Figure 12a shows that FMore reduces model accuracy when subjected to malicious attacks, whereas FMore combined with a reputation mechanism and FMore combined with BRCM effectively defend against such attacks. In the latter two schemes, malicious task workers receive low reputations, and the task publisher can set reputation thresholds to prevent them from participating in training tasks, thereby ensuring the protection of model accuracy. Figure 12b indicates that when facing collusion attacks, both FMore and FMore combined with a reputation mechanism perform poorly, while FMore combined with BRCM demonstrates better defensive capabilities. This is because BRCM not only considers the reputation of task workers but also incorporates an evaluation of reputation reliability, which effectively detects and suppresses collusive behavior.

7. Discussion

In our proposed framework, we assume the existence of a logically trustworthy task authority (TA) responsible for the unified management and updating of reputation and reliability information. The TA serves as a central coordinator that collects feedback, aggregates reputations, and maintains system-wide trust consistency. However, this assumption introduces a certain limitation, as the model’s applicability is constrained in environments where such a trusted authority does not exist or cannot be guaranteed.

To address this limitation, a potential extension of our work is to replace the centralized TA with a decentralized consensus mechanism. For example, a blockchain-based or distributed consensus approach could be employed, allowing task publishers and task workers to jointly maintain and update reputation information in a verifiable and tamper-resistant manner. Such an extension would enhance the robustness, transparency, and scalability of the reputation system, enabling its deployment in fully decentralized federated learning environments.

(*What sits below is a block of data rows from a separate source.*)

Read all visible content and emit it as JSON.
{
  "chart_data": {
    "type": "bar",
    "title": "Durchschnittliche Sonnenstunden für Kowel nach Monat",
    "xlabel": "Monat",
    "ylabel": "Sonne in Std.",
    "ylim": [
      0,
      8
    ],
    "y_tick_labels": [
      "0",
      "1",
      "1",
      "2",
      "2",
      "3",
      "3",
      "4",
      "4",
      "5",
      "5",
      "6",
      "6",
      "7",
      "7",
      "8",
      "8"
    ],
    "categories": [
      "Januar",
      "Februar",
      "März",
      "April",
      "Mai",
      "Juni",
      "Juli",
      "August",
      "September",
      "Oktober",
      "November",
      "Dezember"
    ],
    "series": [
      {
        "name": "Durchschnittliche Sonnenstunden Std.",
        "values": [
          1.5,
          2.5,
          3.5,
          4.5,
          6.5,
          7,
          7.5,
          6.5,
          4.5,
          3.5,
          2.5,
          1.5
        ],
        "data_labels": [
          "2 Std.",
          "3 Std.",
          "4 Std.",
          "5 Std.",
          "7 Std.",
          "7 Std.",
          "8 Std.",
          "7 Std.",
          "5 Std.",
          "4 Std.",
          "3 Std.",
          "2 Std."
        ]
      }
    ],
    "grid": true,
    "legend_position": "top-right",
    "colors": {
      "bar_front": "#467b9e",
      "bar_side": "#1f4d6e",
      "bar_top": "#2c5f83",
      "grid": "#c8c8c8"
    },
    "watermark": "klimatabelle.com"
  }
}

Moreover, in a multi-publisher federated learning setting, this decentralized design naturally supports dynamic role transitions between task publishers and task workers. Each participant can alternately act as a publisher or worker in different learning rounds while sharing reputation information through a common ledger. The blockchain consensus ensures that all updates to reputation and reliability values are synchronized and auditable, effectively eliminating the single point of trust and enhancing fairness among all participants.

8. Conclusions

In this paper, we consider a more practical assumption that both task publishers and task workers collude with each other to help collusive task workers obtain a high reputation. Based on this assumption, we propose a collusion-resistant and reliable incentive mechanism for FL. First, we devise a novel metric named reliability to measure the credibility of both task publishers and task workers. Second, we devise a new method to compute the publisher reliability. Specifically, we compute the deviation of reputation scores among different task publishers and assign a low-reliability value to a publisher once its deviation is far away from that of other publishers. Third, we propose the BRCM based on the basic uncertain information model to compute reputation and reputation reliability for task workers. Furthermore, different from existing incentive mechanisms, we identify task complexity as a primary factor when assigning incentive rewards, which ensures that only workers with a high reputation, reliable reputation, and the capability to accomplish complex tasks can win a high reward. Notably, the proposed incentive mechanisms can not only prevent collusion attacks but also motivate high-quality workers to participate. Finally, we conduct extensive experiments to verify the efficiency and efficacy of our proposed schemes. The results demonstrate that our proposed schemes are not only collusion-resistant but also achieve $6.31\%$ higher training accuracy compared with the state of the art on the MNIST dataset.